ちなみにこの自己紹介というやつ。僕もよく感じるのだけど、こういった、デザインとか編集とかまちづくりとかの類いのイベントに来る人たちというのは、何かを得たい一方で、自らを語りたい欲望や、共有したいという欲望を抱えている。それを一つ一つ聞いていくことは、お客さんの満足度を上げることになるのだけれど、それを一人一人フォローしていたら時間がない。そこでお客さん同士を一対一にして、他人と共有させていくという方法は、最終的なお客さんの満足度を高めるにはとても有効だ。しかし彼の場合、そこに一番の意味があるとは思えなかった。
いやなことはしない。様々なものから逃げてきた。具体例とともに自身のこれまでを語る彼は、さらにその後、お客さんに再度指示をする。「先ほど自己紹介しあったペアで、今度は自分がこれまで何から逃げて来たか? 三分間話してみてください」先ほど挨拶を済ませたペアは、明らかに最初よりも饒舌に自らを語り出し「ちょっと盛り上がってるようなので、一分延長します」と彼が言う。明らかに会場の温度は上がっていた。
とどめは発酵デザイナーとしての最近の代表作「こうじのうた」の映像を流したときのこと。うたと踊りで「糀-こうじ-」が理解できるという秀逸なアニメーション映像を見せながら、最終的にその振り付けを一緒に覚えて踊りましょう。という展開。3分×2回の会話であたたまったお客さんたちは、それほど躊躇することなく立ち上がり、数分で振り付けの流れを覚え、最後は実際の映像に合わせて踊ってみる。踊ってみると意外に曲のスピードが速く、思いのほか追いつかない身体にみんなが笑顔になっていた。

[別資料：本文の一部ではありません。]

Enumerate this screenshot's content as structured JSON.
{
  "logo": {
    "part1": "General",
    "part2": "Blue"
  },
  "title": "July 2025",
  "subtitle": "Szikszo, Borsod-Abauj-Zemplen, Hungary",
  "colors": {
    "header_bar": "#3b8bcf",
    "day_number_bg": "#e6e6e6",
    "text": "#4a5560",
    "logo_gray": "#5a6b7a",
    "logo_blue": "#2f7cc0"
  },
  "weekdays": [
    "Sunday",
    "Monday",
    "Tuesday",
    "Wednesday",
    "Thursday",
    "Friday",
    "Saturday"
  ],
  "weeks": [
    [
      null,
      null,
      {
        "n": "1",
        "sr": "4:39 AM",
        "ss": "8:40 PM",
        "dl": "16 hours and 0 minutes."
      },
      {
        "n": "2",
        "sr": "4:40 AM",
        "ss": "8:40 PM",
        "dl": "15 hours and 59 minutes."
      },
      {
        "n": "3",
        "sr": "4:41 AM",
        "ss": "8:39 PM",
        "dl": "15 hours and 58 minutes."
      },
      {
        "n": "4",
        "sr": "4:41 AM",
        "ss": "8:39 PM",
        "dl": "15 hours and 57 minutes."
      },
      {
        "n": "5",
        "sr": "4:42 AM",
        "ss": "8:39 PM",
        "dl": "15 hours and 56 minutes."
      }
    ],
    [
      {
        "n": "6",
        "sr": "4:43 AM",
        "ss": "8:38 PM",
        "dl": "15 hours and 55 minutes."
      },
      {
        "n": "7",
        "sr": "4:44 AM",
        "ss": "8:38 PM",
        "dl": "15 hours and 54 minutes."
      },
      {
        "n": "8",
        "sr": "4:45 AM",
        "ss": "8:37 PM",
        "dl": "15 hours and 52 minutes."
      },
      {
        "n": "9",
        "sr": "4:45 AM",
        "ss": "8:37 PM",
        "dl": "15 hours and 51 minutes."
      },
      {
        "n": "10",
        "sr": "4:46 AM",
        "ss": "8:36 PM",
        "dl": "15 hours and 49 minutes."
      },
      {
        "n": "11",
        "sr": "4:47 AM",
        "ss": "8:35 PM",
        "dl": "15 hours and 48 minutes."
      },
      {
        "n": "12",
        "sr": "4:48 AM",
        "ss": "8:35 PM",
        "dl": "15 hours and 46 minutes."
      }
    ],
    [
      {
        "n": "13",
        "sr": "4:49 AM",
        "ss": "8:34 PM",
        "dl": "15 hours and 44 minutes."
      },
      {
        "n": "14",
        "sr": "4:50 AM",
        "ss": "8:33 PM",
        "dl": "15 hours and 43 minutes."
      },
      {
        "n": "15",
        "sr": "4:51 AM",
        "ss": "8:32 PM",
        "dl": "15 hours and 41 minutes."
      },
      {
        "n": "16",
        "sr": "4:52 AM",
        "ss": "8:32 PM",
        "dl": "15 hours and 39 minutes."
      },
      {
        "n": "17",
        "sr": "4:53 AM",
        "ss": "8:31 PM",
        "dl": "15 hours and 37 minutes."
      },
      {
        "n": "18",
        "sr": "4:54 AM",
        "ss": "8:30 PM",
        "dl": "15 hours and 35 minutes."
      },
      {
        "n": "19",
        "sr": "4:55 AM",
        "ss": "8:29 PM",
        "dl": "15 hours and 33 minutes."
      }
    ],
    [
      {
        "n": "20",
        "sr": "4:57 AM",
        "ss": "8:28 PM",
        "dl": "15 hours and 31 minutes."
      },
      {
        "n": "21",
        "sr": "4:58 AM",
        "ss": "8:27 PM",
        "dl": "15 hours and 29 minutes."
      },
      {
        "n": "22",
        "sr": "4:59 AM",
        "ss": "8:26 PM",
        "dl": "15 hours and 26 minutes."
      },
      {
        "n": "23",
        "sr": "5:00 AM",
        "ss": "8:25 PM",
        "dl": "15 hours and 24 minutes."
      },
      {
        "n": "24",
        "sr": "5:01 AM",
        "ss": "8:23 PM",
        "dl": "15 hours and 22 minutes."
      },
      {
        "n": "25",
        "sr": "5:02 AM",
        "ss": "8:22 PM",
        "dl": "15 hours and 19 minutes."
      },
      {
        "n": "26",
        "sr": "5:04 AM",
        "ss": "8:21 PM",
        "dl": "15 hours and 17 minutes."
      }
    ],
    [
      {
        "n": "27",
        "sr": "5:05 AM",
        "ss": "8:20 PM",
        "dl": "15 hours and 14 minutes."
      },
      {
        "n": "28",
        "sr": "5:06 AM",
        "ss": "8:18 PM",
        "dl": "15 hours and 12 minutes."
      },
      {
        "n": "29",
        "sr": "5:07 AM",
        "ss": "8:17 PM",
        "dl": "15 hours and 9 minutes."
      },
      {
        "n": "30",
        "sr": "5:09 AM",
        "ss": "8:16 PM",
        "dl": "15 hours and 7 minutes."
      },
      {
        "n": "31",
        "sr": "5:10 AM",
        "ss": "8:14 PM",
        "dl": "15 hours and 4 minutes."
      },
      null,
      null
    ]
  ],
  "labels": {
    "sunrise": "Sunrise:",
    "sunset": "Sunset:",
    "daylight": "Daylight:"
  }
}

と、ここでこの前日のお話を少し。そもそも今回僕は、長野県諏訪市で開催された「まちの教室」という企画に発酵デザイナーの小倉ヒラク君とともに講師として呼んでもらっていたんだけれど、元々諏訪の町が好きな僕は、一日前乗りして、全国的に有名な日本酒『真澄』の宮坂醸造さんの蔵見学をさせてもらっていた。蔵を案内してくれたのは、三代目蔵主、宮坂直孝さんを父に持つ宮坂勝彦くん。某百貨店で修行をし、いまは積極的な海外流通を進めるべく日々飛び回っている若き蔵人で、色んな人から噂を聞いていた彼に会ってみたいという気持ち半分、日本酒業界に知らないものはいない「醸造協会酵母7号」通称七号酵母誕生の地を見てみたい気持ちが半分。そんな蔵見学だった。工程の複雑さもあってなかなか理解しずらい酒造りをわかりやすく説明してくれる勝彦くんの語り口は絶妙で、まずはそのことに感動。酒造りにおいて肝となる「糀室-こうじむろ-」に入らせてもらったときも、勝彦くんは糀づくりの工程について丁寧に説明してくれた。冬場でも唯一あたたかい糀室はしっかりと温度管理がなされ、最初は菌がいきわたるようにかき混ぜたり、しっかり寝かしたりと、糀菌の繁殖を促すべく手をかける。そうやって少しずつ糀菌が活発になっていくと同時に、人間がなにもしなくとも米の温度は自らどんどんと上がっていく。糀づくりの話から、酒造り全体を通して言える「常に微生物の働きの手助けをしているに過ぎない」という精神を強く感じた僕は、糀室の時間がとても印象に残っていた。
さあ、ヒラクくんの講義の話に戻ろう。そう彼はお客さんを微生物の固まり、もっと言えばまるで糀そのものだと思っていたに違いないと、前日真澄の蔵見学をしていた僕は思っていた。菌をふりかけ、かきまわし、自ら温度を上げる環境を整えさえすれば、会場の温度はどんどんと上がっていく。それを証拠に二時間の講義の後半半分は質疑応答。その質問の活発なこと! 次々に挙る手が、僕には自らヒントを見出し、その核心へ到達させようと必死で伸びる菌糸に見えた。そういう意味で小倉ヒラクというやつは、発酵デザイナーなのだなあと思った、っていうそんなお話。
いい友達ができたなあ、ヒラクくん、また一緒にお酒飲もうね。